70’lerin ortalarında bir gün, parti lokalinde sohbet ediliyordu. O sıralarda içten içe, felsefî açıdan daha az deterministleşiyor, daha fazla “özgür iradeci” oluyordum. Son tahlilde herkes kendi vicdanıyla bağlıdır ve ben de öyleyim, gibi bir cümle sarfetmiştim. “Yok, o kadar da değil,” diye uyarmıştı unutmadığım biri : “Öyle mutlak küçük burjuva aydın özgürlüğü diye bir şey olamaz. Parti çizgisi her şeyin üzerindedir.” Ne ilginç; şimdi aynı sopayı BDP’liler Türk-Kürt bütün bağımsız, eleştirel aydınlara sallıyor.
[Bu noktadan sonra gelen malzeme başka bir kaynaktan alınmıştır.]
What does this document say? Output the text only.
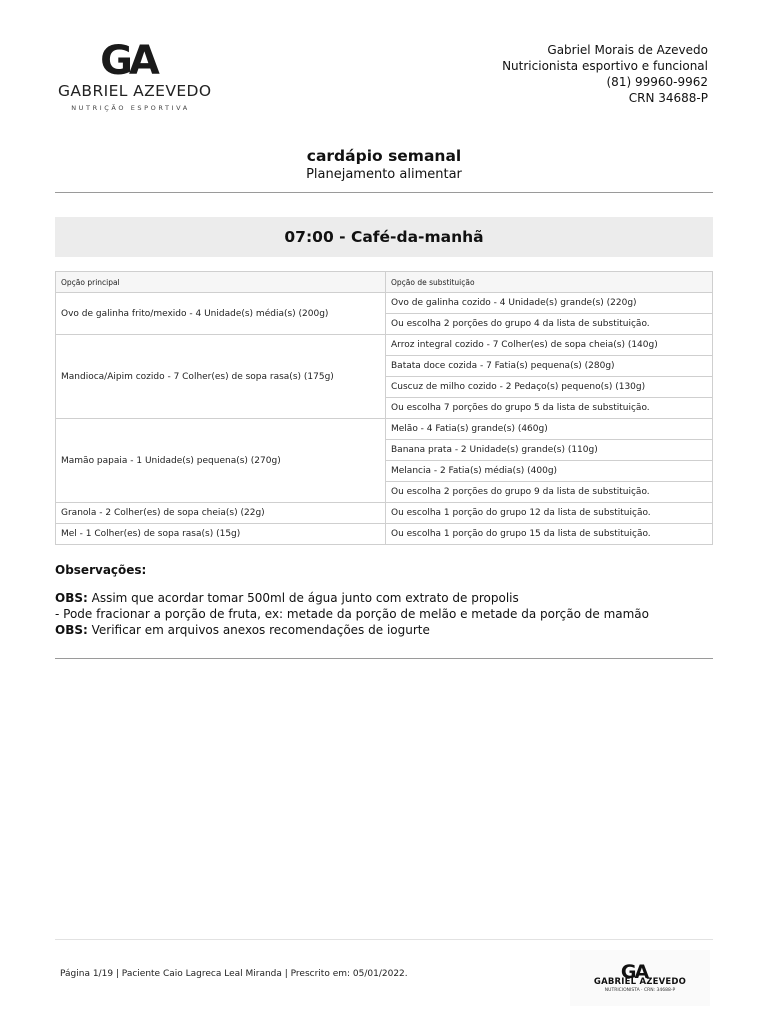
GA
GABRIEL AZEVEDO
NUTRIÇÃO ESPORTIVA
Gabriel Morais de Azevedo
Nutricionista esportivo e funcional
(81) 99960-9962
CRN 34688-P
cardápio semanal
Planejamento alimentar
07:00 - Café-da-manhã
Opção principal	Opção de substituição
Ovo de galinha frito/mexido - 4 Unidade(s) média(s) (200g)	Ovo de galinha cozido - 4 Unidade(s) grande(s) (220g)
	Ou escolha 2 porções do grupo 4 da lista de substituição.
Mandioca/Aipim cozido - 7 Colher(es) de sopa rasa(s) (175g)	Arroz integral cozido - 7 Colher(es) de sopa cheia(s) (140g)
	Batata doce cozida - 7 Fatia(s) pequena(s) (280g)
	Cuscuz de milho cozido - 2 Pedaço(s) pequeno(s) (130g)
	Ou escolha 7 porções do grupo 5 da lista de substituição.
Mamão papaia - 1 Unidade(s) pequena(s) (270g)	Melão - 4 Fatia(s) grande(s) (460g)
	Banana prata - 2 Unidade(s) grande(s) (110g)
	Melancia - 2 Fatia(s) média(s) (400g)
	Ou escolha 2 porções do grupo 9 da lista de substituição.
Granola - 2 Colher(es) de sopa cheia(s) (22g)	Ou escolha 1 porção do grupo 12 da lista de substituição.
Mel - 1 Colher(es) de sopa rasa(s) (15g)	Ou escolha 1 porção do grupo 15 da lista de substituição.
Observações:
OBS: Assim que acordar tomar 500ml de água junto com extrato de propolis
- Pode fracionar a porção de fruta, ex: metade da porção de melão e metade da porção de mamão
OBS: Verificar em arquivos anexos recomendações de iogurte
Página 1/19 | Paciente Caio Lagreca Leal Miranda | Prescrito em: 05/01/2022.	GA
GABRIEL AZEVEDO
NUTRICIONISTA · CRN: 34688-P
İkinci ders, Atatürkçülük ve Cumhuriyet’in en derin tabularıyla ilgili. Sosyal sınıflar, tarihî materyalizm, devrim, artı-değer ? Bunlarla sınırlı bir Marksizm’in, ciddî bir saygınlığı bile vardı, 1960’lardan 80 ve 90’lara. Kendimden hareketle söylüyorum; Osmanlı tarihçiliğinin eleştirisi, köylü toplumlarının ortak morfolojisi, fiyef dağıtım sistemlerine karşılaştırmalı bakış, feodalite ve “Asya Üretim Tarzı” konularıyla uğraştığım sürece, Maoculuğuma karşın Taner Akçam’ın fevkalâde adlandırdığı ve betimlediği “bizim mahalle”nin, Kemalizm ile Komünizm’in kesişme-örtüşme kavşağının beğenilen, zira geçerli değer yargılarına çok aykırı düşmeyen bir insanıydım. 12 Mart mağduriyetim Soğuk Savaş mağduriyetlerinin bir parçasıydı. Faraza Adalet Ağaoğlu’nun Düğün Gecesi’nin “içerde” ve “dışarıda”kiler hâlesinde, herhalde bütün kuşağım gibi ben de yer alıyordum.
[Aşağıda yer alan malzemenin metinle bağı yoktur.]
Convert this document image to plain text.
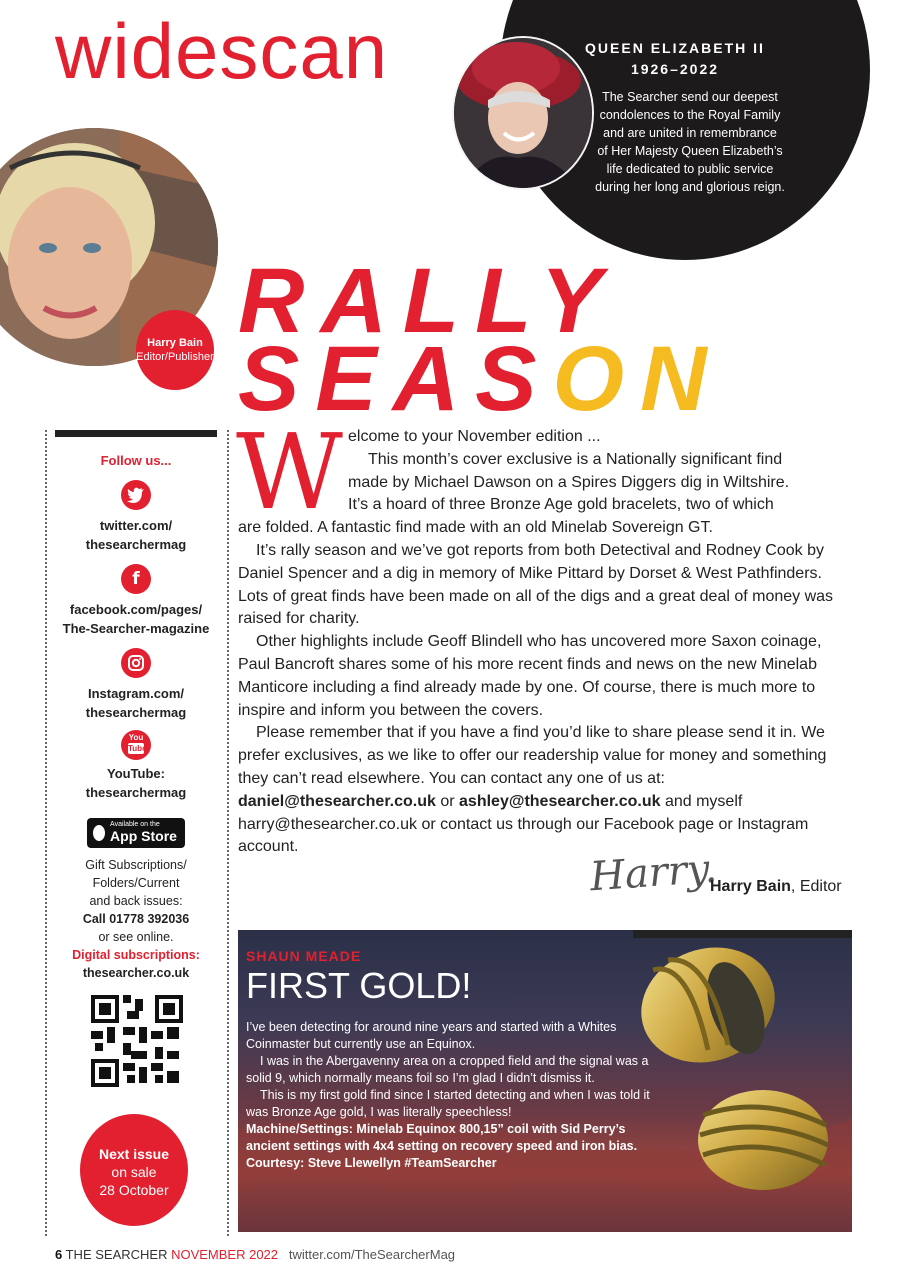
widescan	QUEEN ELIZABETH II
1926–2022
The Searcher send our deepest
condolences to the Royal Family
and are united in remembrance
of Her Majesty Queen Elizabeth’s
life dedicated to public service
during her long and glorious reign.
Harry Bain
Editor/Publisher
RALLY
SEASON
Follow us...
twitter.com/
thesearchermag
f
facebook.com/pages/
The-Searcher-magazine
Instagram.com/
thesearchermag
You
Tube
YouTube:
thesearchermag
Available on the
App Store
Gift Subscriptions/
Folders/Current
and back issues:
Call 01778 392036
or see online.
Digital subscriptions:
thesearcher.co.uk
Next issue
on sale
28 October
W elcome to your November edition ...
This month’s cover exclusive is a Nationally significant find
made by Michael Dawson on a Spires Diggers dig in Wiltshire.
It’s a hoard of three Bronze Age gold bracelets, two of which
are folded. A fantastic find made with an old Minelab Sovereign GT.

It’s rally season and we’ve got reports from both Detectival and Rodney Cook by Daniel Spencer and a dig in memory of Mike Pittard by Dorset & West Pathfinders. Lots of great finds have been made on all of the digs and a great deal of money was raised for charity.

Other highlights include Geoff Blindell who has uncovered more Saxon coinage, Paul Bancroft shares some of his more recent finds and news on the new Minelab Manticore including a find already made by one. Of course, there is much more to inspire and inform you between the covers.

Please remember that if you have a find you’d like to share please send it in. We prefer exclusives, as we like to offer our readership value for money and something they can’t read elsewhere. You can contact any one of us at: daniel@thesearcher.co.uk or ashley@thesearcher.co.uk and myself harry@thesearcher.co.uk or contact us through our Facebook page or Instagram account.	Harry.
Harry Bain, Editor
SHAUN MEADE
FIRST GOLD!

I’ve been detecting for around nine years and started with a Whites Coinmaster but currently use an Equinox.

I was in the Abergavenny area on a cropped field and the signal was a solid 9, which normally means foil so I’m glad I didn’t dismiss it.

This is my first gold find since I started detecting and when I was told it was Bronze Age gold, I was literally speechless!

Machine/Settings: Minelab Equinox 800,15” coil with Sid Perry’s ancient settings with 4x4 setting on recovery speed and iron bias. Courtesy: Steve Llewellyn #TeamSearcher

6 THE SEARCHER NOVEMBER 2022 twitter.com/TheSearcherMag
Ne zaman ki, Osmanlı tarihçilerini okurken Türk milliyetçiliği hakkında biriktirdiklerimden hareketle, Ermeni soykırımı hakkında gerçeği konuştum; hayatım önemli ölçüde değişti. 9 Ekim 2000’den itibaren, birileri “imaj”ıma el attı ve yeniden düzenlemeye koyuldu. Sağ bir yana; Türk milliyetçiliğinin Kemalist, sol kanadı için de ânında “ince millî süzgeç”ten geçmez oldum. Artık dışa dönük anti-emperyalizm şemsiyesinin, o “birleşik cephe”nin koruması altında değildim. Milliyetçiliğin ve ulus-devletin içine, karanlık dolaplarındaki iskeletlere, etnik temizliklere bakıyordum. Âdetâ bir gecede “dönek, ajan, içimizdeki düşman” ilân edildim. Her yolla itibarsızlaştırmaya çalışıldım.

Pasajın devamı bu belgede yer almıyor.